One can invest in high yield bonds. They are issued by companies who do not enjoy solid financial strength. Hence they promise to pay high returns to attract investors. Most investors find this option highly attractive and a diversified option.
Ongoing Annual Costs These are not just the Annual Management Charge (AMC), typically 1.5%, but since there are also other administrative costs such as trustee fees, legal and auditors costs etc, the figure to illustrate these is known as a Total Expense Ratio (TER).
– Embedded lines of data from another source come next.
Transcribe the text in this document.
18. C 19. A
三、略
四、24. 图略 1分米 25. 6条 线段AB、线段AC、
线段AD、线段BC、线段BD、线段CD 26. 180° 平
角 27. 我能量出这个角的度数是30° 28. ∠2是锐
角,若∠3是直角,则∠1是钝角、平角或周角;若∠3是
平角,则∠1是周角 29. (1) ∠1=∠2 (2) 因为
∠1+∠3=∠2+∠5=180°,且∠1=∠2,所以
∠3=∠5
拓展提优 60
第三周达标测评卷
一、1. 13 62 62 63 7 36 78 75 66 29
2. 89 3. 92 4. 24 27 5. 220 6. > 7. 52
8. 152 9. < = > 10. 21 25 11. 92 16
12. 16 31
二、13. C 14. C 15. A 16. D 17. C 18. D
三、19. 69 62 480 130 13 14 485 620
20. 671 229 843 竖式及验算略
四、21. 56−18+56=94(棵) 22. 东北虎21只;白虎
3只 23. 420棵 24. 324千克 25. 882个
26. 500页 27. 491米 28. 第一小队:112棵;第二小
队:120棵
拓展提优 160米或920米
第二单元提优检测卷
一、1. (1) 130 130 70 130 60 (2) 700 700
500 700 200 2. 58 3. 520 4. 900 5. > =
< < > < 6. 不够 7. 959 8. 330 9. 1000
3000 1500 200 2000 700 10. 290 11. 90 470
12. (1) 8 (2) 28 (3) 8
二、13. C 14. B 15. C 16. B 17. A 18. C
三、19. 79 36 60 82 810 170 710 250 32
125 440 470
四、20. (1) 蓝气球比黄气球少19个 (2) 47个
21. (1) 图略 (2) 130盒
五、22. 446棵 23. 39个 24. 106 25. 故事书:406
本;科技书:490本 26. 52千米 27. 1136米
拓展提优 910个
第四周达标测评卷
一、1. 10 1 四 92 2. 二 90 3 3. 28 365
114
This can be, say, another 0.2%, and so you would think that the overall annual cost is therefore 1.7%. However, there is a missing cost which can double or even treble (or more) this amount, and it is very unlikely you would ever know about it, as the information tends to be buried in the paperwork you receive. These are costs that the fund incurs for trading – buying and selling stocks – known as Portfolio Transaction Costs (PTC), OR Portfolio Turnover Rate (PTR) and they are not included in the TER. The more active a fund manager is buying and selling stocks, the higher will be the costs incurred. They include: 1. Cost of Commissions – Stockbroker’s charges for executing and then clearing a trade 2. Spread Costs – The bid / offer spread is the difference between the prices at which shares can be sold and bought 3. Market Impact Costs – Costs which are incurred when the price changes as a result of the effort to buy or sell that stock 4. Cost of Tax – In the UK there is stamp duty to be paid with trading 5. Opportunity Costs – This is the cost of a delayed or missed trade One of the amazing things we find is that not only do investors not know about these extra costs that have an impact on the returns you will receive, but some financial advisers do not know about them either!
If you have an adviser, make sure you ask them what the Portfolio Turnover Rate is on your funds. So, how can you find out about these extra costs? Well, they are in the fund’s prospectus, and will show for the previous year what percentage of fund assets were traded. The FSA estimates that a 100% fund turnover in an equity fund in a year would cost the fund around 1.8 per cent. However, on a Fixed interest fund, costs tend to be much lower. Latest calculations from Financial Express Data has shown that the average UK Equity fund to February 2009 showed a figure of 95% fund turnover, meaning that these trading costs would add circa 1.7% to the annual costs of the funds. It should be noted that in some markets, such as Emerging or Far East funds for example, the PTR rate can add much higher costs than this, even as high as 9%. So why are these costs so important to know about? Very simply they bring ‘performance drag’ to the way your money grows. Let’s add these costs up: AMC – 1.5% TER – 0.2% (say) PTR – 1.7% Total – 3.4% pa So, your fund will have to perform at 3.4% pa to even stand still! That is one of the main reasons why there has been a lot more interest in index and passive funds, which have much lower PTRs, and usually lower costs generally.
In order to select the right high yield investment program, following are the factors that can better help you in this regard. The first point in this regard is research. If you are looking for the online investment options, make extensive research about whether the company you want to deal with is a real company or scam.
They want you to buy their funds because they ‘outperform the market’. However, as academic research constantly shows, very few funds do this year in year out, and although you can LOOK BACK and see a few funds that have done this out of thousands, try to do this LOOKING AHEAD! As Ron Ross, Ph.D., writer of ‘The Unbeatable Market’ said – “Active [investment] management is little more than a gigantic con game”. We feel that an adviser who is able to give you access to funds with lower overall costs, and is able to deliver a better investment experience on a sustainable basis should be rewarded for this. Invariably, we can also tell a new client the growth rate they need on their investments to achieve their goals that they have identified with us. Nine times out of ten we can reduce the risks they are currently taking, as the financial map we create gives us this capacity. We believe achieving your goals whilst taking the MINIMUM risk is a very sensible approach. As an example of how ‘performance drag’ can affect the returns you experience, a fund with costs that are, say, 1.5% per annum lower over 20 years, and using a 7% gross projected growth rate, you would find that the resulting fund would be around 30% higher.
Before investing in a closed end fund keep in mind that not all closed end funds are structured to pay income, and some can distribute principal as part of their monthly or quarterly distributions. Do the research carefully if your heart is set upon buying them, do so when they are selling at a discount.